Question

How do you convert $0.7326$($326$ being repeated) to a fraction?

Answer 1

Hint: We will consider the fraction to be a variable $x$ then since there is repetition, we will multiply the fraction to remove the $3$ decimal places and then subtract the initial value from the original value of the fraction such that we can eliminate the recurring terms in the decimal and then we will simplify the expression to get the required solution.
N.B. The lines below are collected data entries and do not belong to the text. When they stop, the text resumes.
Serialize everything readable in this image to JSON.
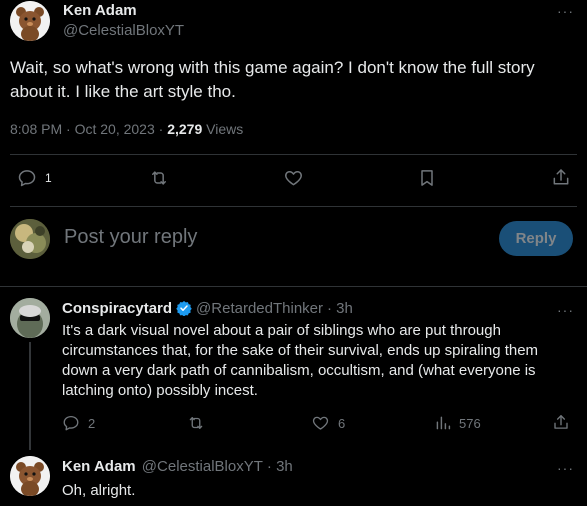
{
  "main_tweet": {
    "author_name": "Ken Adam",
    "author_handle": "@CelestialBloxYT",
    "text": "Wait, so what's wrong with this game again? I don't know the full story about it. I like the art style tho.",
    "time": "8:08 PM",
    "sep1": " · ",
    "date": "Oct 20, 2023",
    "sep2": " · ",
    "views_count": "2,279",
    "views_label": " Views",
    "reply_count": "1"
  },
  "compose": {
    "placeholder": "Post your reply",
    "reply_button": "Reply"
  },
  "replies": [
    {
      "author_name": "Conspiracytard",
      "author_handle": "@RetardedThinker",
      "time": "· 3h",
      "text": "It's a dark visual novel about a pair of siblings who are put through circumstances that, for the sake of their survival, ends up spiraling them down a very dark path of cannibalism, occultism, and (what everyone is latching onto) possibly incest.",
      "reply_count": "2",
      "like_count": "6",
      "view_count": "576"
    },
    {
      "author_name": "Ken Adam",
      "author_handle": "@CelestialBloxYT",
      "time": "· 3h",
      "text": "Oh, alright."
    }
  ],
  "colors": {
    "accent": "#1d9bf0",
    "reply_button_bg": "#1a4f77",
    "muted": "#71767b",
    "divider": "#2f3336"
  },
  "icons": {
    "more": "more-icon",
    "reply": "reply-icon",
    "retweet": "retweet-icon",
    "like": "heart-icon",
    "bookmark": "bookmark-icon",
    "share": "share-icon",
    "views": "views-icon",
    "verified": "verified-badge-icon"
  }
}
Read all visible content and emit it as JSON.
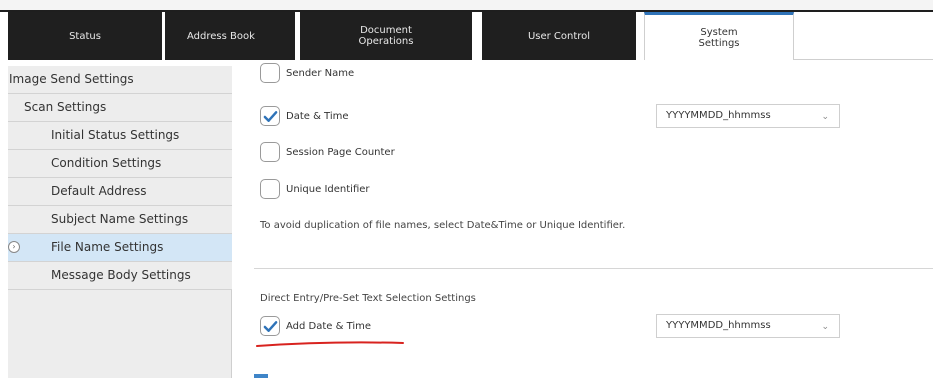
{
  "tabs": [
    {
      "label": "Status"
    },
    {
      "label": "Address Book"
    },
    {
      "label": "Document\nOperations"
    },
    {
      "label": "User Control"
    },
    {
      "label": "System\nSettings"
    }
  ],
  "sidebar": {
    "items": [
      {
        "label": "Image Send Settings"
      },
      {
        "label": "Scan Settings"
      },
      {
        "label": "Initial Status Settings"
      },
      {
        "label": "Condition Settings"
      },
      {
        "label": "Default Address"
      },
      {
        "label": "Subject Name Settings"
      },
      {
        "label": "File Name Settings",
        "active": true
      },
      {
        "label": "Message Body Settings"
      }
    ],
    "active_arrow": "›"
  },
  "file_name": {
    "options": [
      {
        "label": "Sender Name",
        "checked": false
      },
      {
        "label": "Date & Time",
        "checked": true,
        "format": "YYYYMMDD_hhmmss"
      },
      {
        "label": "Session Page Counter",
        "checked": false
      },
      {
        "label": "Unique Identifier",
        "checked": false
      }
    ],
    "note": "To avoid duplication of file names, select Date&Time or Unique Identifier."
  },
  "direct_entry": {
    "title": "Direct Entry/Pre-Set Text Selection Settings",
    "add_date_time": {
      "label": "Add Date & Time",
      "checked": true,
      "format": "YYYYMMDD_hhmmss"
    }
  },
  "colors": {
    "tab_bg": "#1f1f1f",
    "active_tab_border": "#2f73b8",
    "checkmark": "#2f73b8",
    "active_sidebar": "#d3e6f6",
    "annotation_underline": "#d8231f"
  },
  "icons": {
    "select_chevron": "chevron-down-icon",
    "checkbox_check": "checkmark-icon",
    "active_item": "chevron-right-circle-icon"
  }
}
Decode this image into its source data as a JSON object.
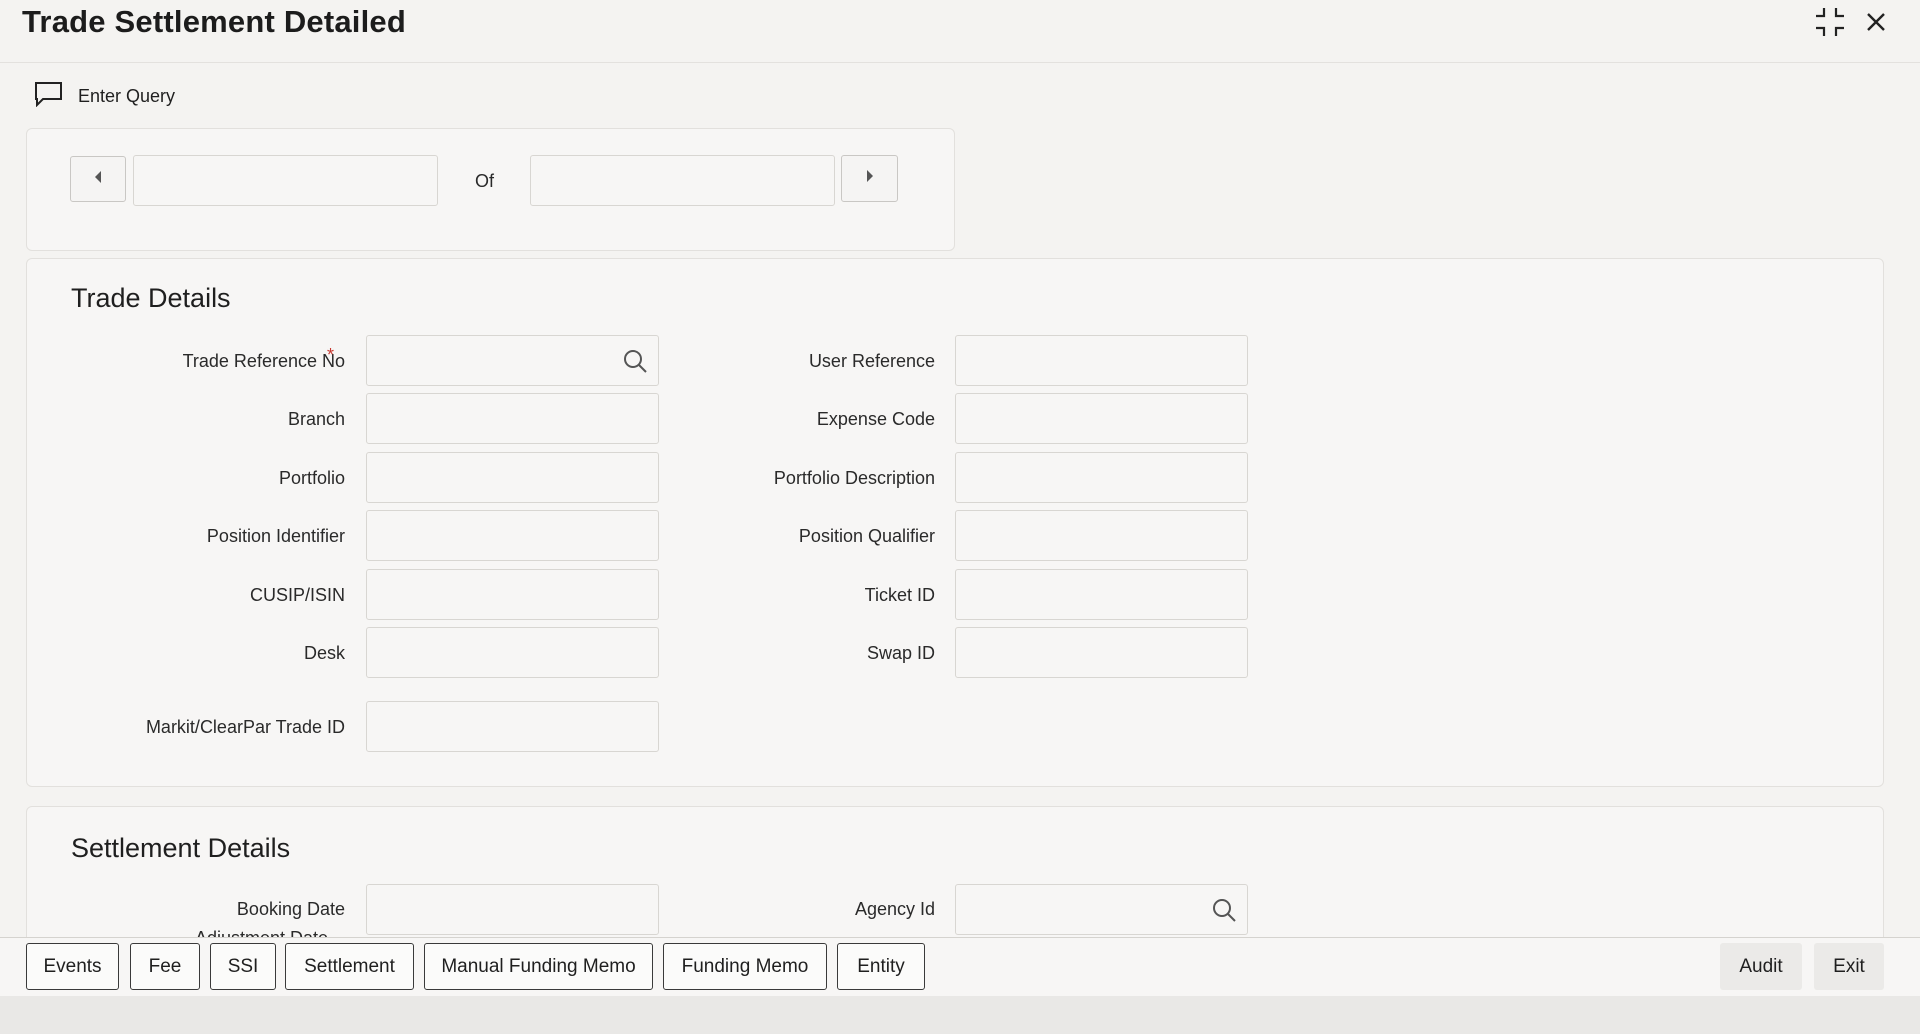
{
  "window": {
    "title": "Trade Settlement Detailed"
  },
  "toolbar": {
    "enter_query_label": "Enter Query"
  },
  "pager": {
    "of_label": "Of",
    "current_value": "",
    "total_value": ""
  },
  "trade_details": {
    "title": "Trade Details",
    "fields": {
      "trade_reference_no": {
        "label": "Trade Reference No",
        "required_mark": "*",
        "value": ""
      },
      "branch": {
        "label": "Branch",
        "value": ""
      },
      "portfolio": {
        "label": "Portfolio",
        "value": ""
      },
      "position_identifier": {
        "label": "Position Identifier",
        "value": ""
      },
      "cusip_isin": {
        "label": "CUSIP/ISIN",
        "value": ""
      },
      "desk": {
        "label": "Desk",
        "value": ""
      },
      "markit_clearpar_trade_id": {
        "label": "Markit/ClearPar Trade ID",
        "value": ""
      },
      "user_reference": {
        "label": "User Reference",
        "value": ""
      },
      "expense_code": {
        "label": "Expense Code",
        "value": ""
      },
      "portfolio_description": {
        "label": "Portfolio Description",
        "value": ""
      },
      "position_qualifier": {
        "label": "Position Qualifier",
        "value": ""
      },
      "ticket_id": {
        "label": "Ticket ID",
        "value": ""
      },
      "swap_id": {
        "label": "Swap ID",
        "value": ""
      }
    }
  },
  "settlement_details": {
    "title": "Settlement Details",
    "fields": {
      "booking_date": {
        "label": "Booking Date",
        "value": ""
      },
      "agency_id": {
        "label": "Agency Id",
        "value": ""
      },
      "adjustment_date_partial": {
        "label": "Adjustment Date"
      }
    }
  },
  "bottom_buttons": {
    "events": "Events",
    "fee": "Fee",
    "ssi": "SSI",
    "settlement": "Settlement",
    "manual_funding_memo": "Manual Funding Memo",
    "funding_memo": "Funding Memo",
    "entity": "Entity",
    "audit": "Audit",
    "exit": "Exit"
  },
  "colors": {
    "required": "#c7372f",
    "background": "#f4f3f1",
    "panel": "#f7f6f5"
  }
}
Complete step by step solution:
We have the number given to us as:
$\Rightarrow 0.7326$ ($326$ repeating)
We will consider the number to be $x$ therefore, it can be written as:
$\Rightarrow x=0.7326$ ($326$ repeating)
Now the number is recurring in $3$ decimal places therefore we will multiply the number by $1000$. It is to be kept in mind that the number is still recurring after the multiplication.
On multiplying, we get:
$\Rightarrow 1000x=732.6326$ ($326$ repeating)
We can see that the recurring decimal places start from the third decimal place in the number therefore, to remove the decimal place, we will subtract the initial value $x$ from the sides of the equation.
$\Rightarrow 1000x-x=732.6326-x$
On substituting the value of from the right-hand side of the equation, we get:
$\Rightarrow 1000x-x=732.6326-0.7326$
On simplifying the left-hand side of the equation, we get:
$\Rightarrow 999x=732.6326-0.7326$
On simplifying the right-hand side of the equation, we get:
$\Rightarrow 999x=731.9$
Note that in the above step we have removed the recurring decimal places. Now on transferring the term $999$ from the left-hand side to the right-hand side, we get:
$\Rightarrow x=\dfrac{731.9}{999}$
Now we have to eliminate the decimal in the numerator therefore, we will multiply the numerator and denominator by $10$.
On multiplying, we get:
$\Rightarrow x=\dfrac{731.9}{999}\times \dfrac{10}{10}$
On simplifying, we get:
$\Rightarrow x=\dfrac{7319}{9990}$, which is the required fraction.

Note: It is to be remembered that whenever a value is added, subtracted, multiplied or divided on both the sides of the equation, the value of the equation does not change. It is to be remembered that when a term which is in multiplication is transferred across the $=$ sign, it has to be written as division. Same rule applies for addition and subtraction.